2.2 Pengambilan Keputusan


Konsep Dasar Pengambilan Keputusan
Fred Luthans dalam bukunya Perilaku Organisasi menyebutkan bahwa pengambilan
keputusan didefinisikan secara universal sebagai pemilihan alternatif. Pendapat yang senada
diungkapkan oleh Chester Barnard dalam The Function of the Executive bahwa analisis
komprehensif mengenai pengambilan keputusan disebutkan sebagai suatu “proses keputusan
merupakan teknik untuk mempersempit pilihan”. Sementara dalam bahan ajar DR.
Mohammad Abdul Mukhyi, SE., MM bahwa membuat keputusan adalah “The process of
choosing a course of action for dealing with a problem or opportunity” .
Sehingga dapat disimpulkan bahwa pengambilan keputusan erat kaitannya dengan pemilihan
suatu alternatif untuk menyelesaikan atau memecahkan masalah serta memperoleh
kesempatan.
Herbert Simon, ahli teori keputusan dan organisasi mengonseptualisasikan tiga tahap utama
dalam proses pengambilan keputusan yaitu :
a.
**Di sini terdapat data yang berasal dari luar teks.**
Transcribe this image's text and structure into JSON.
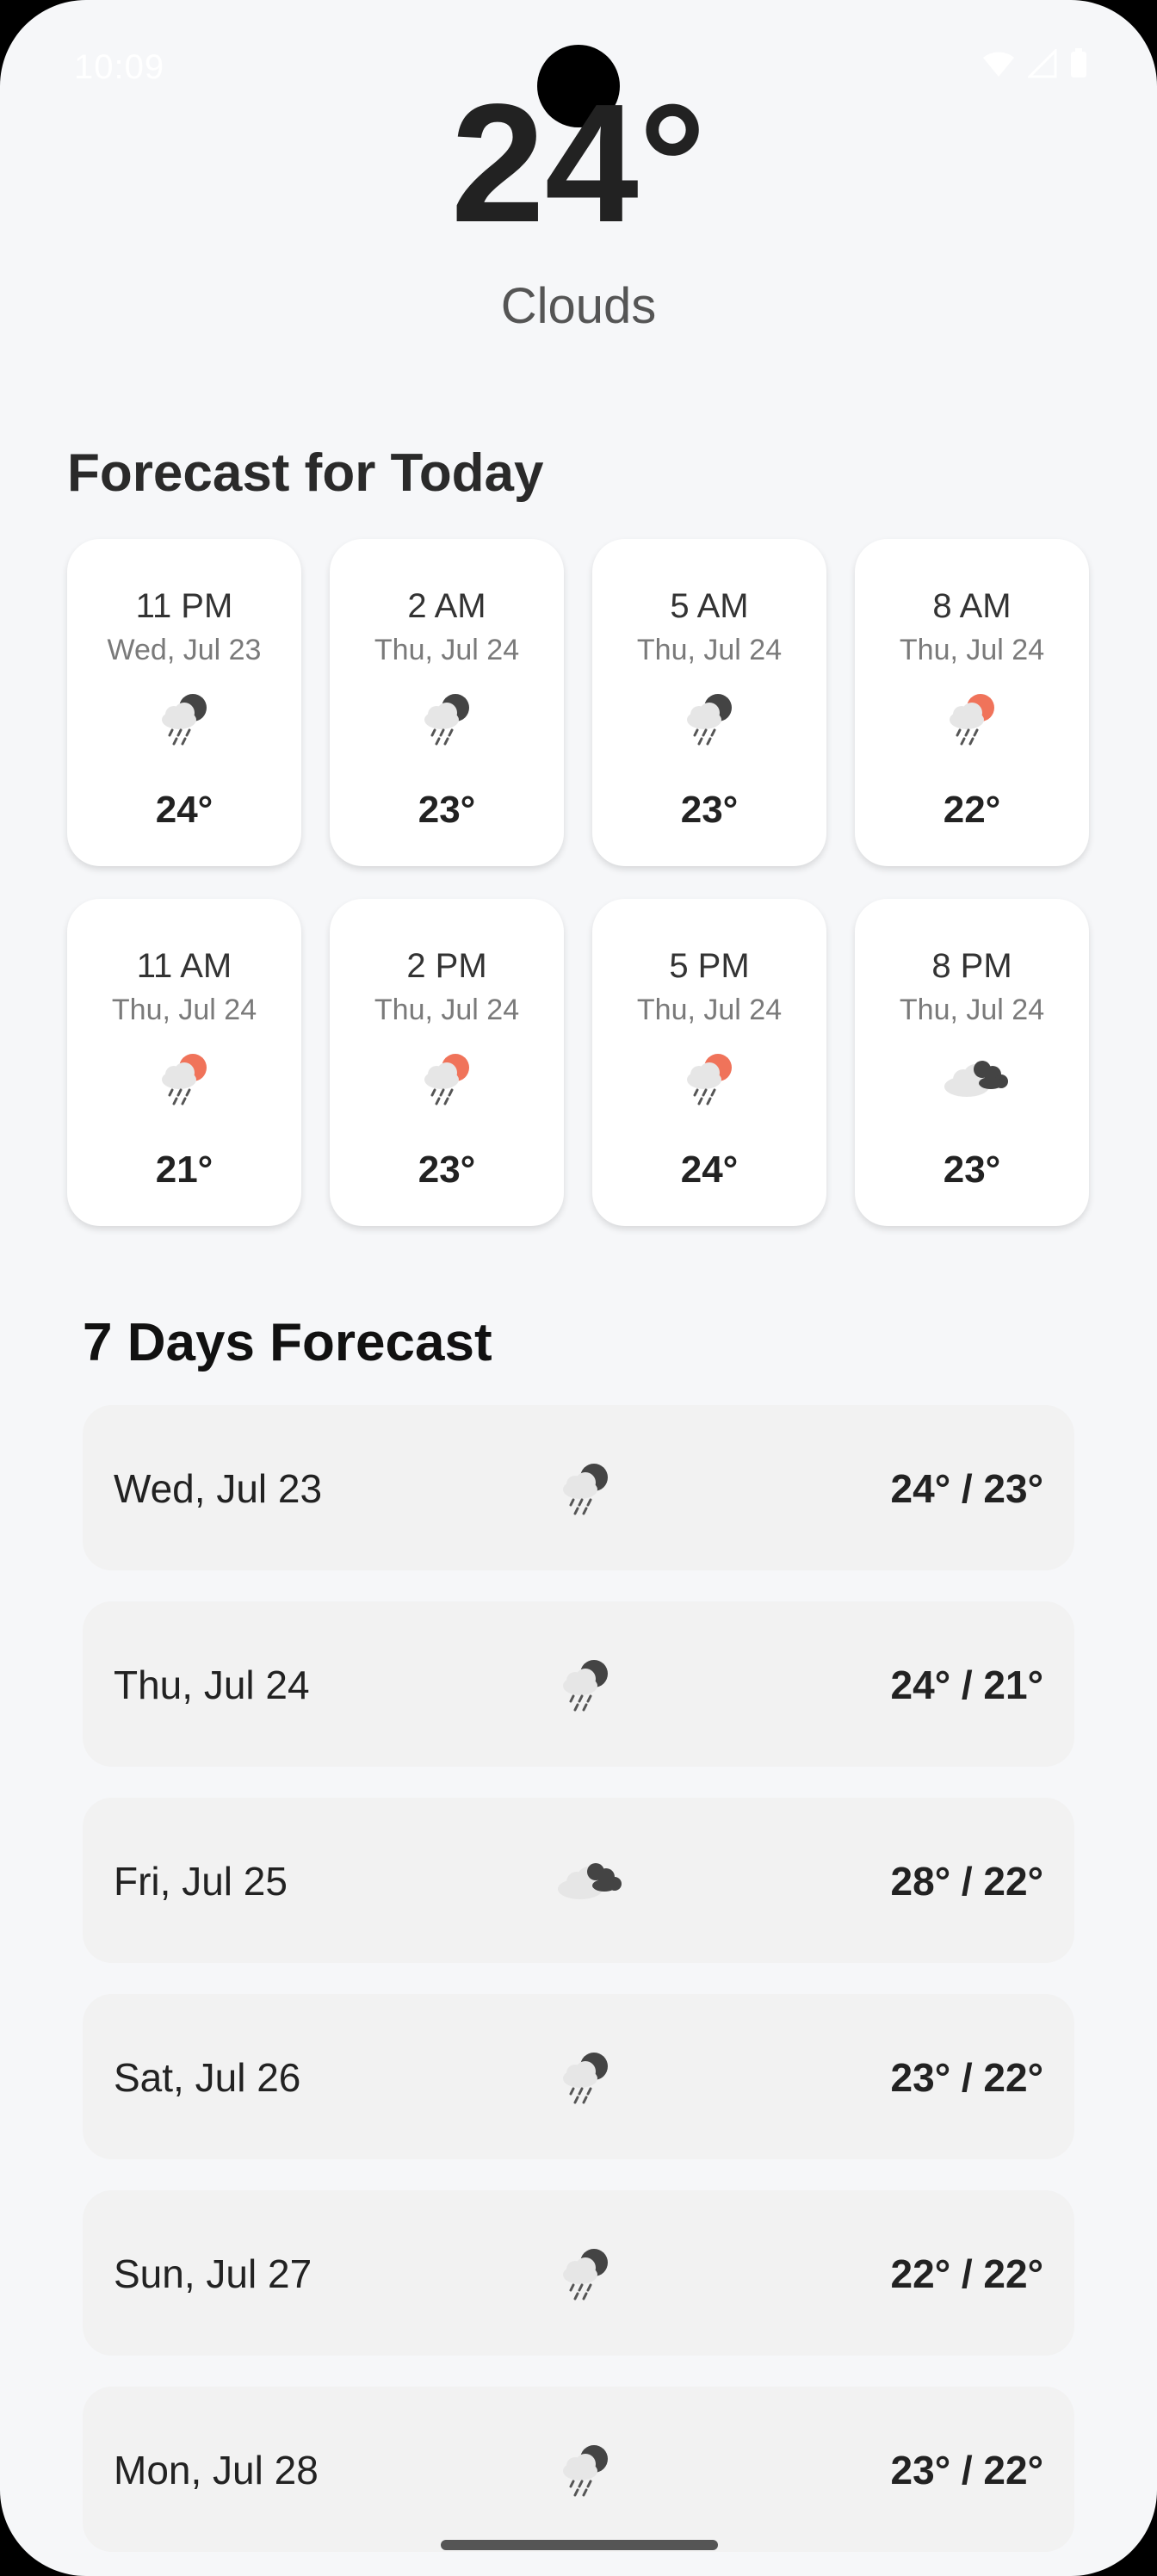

Aktivitas intelegensi, yaitu penelusuran kondisi lingkungan yang memerlukan
pengambilan keputusan.
b. Aktivitas desain, yaitu terjadi tindakan penemuan, pengembangan dan analisis masalah.
c. Aktivitas memilih, yaitu memilih tindakan tertentu dari yang tersedia.

Fungsi dan Tujuan Pengambilan Keputusan


a. Fungsi pengambilan keputusan
Pengambilan keputusan sebagai suatu kelanjutan dari cara pemecahan masalah mempunyai
fungsi antara lain sebagai berikut :
1) Pangkal permulaan dari semua aktivitas manusia yang sadar dan terarah baik secara
individual maupun secara kelompok, baik secara institusional maupun secara organisasional.
2) Sesuatu yang bersifat futuristik, artinya menyangkut dengan hari depan/masa yang akan
datang, dimana efeknya atau pengaruhnya berlangsung cukup lama.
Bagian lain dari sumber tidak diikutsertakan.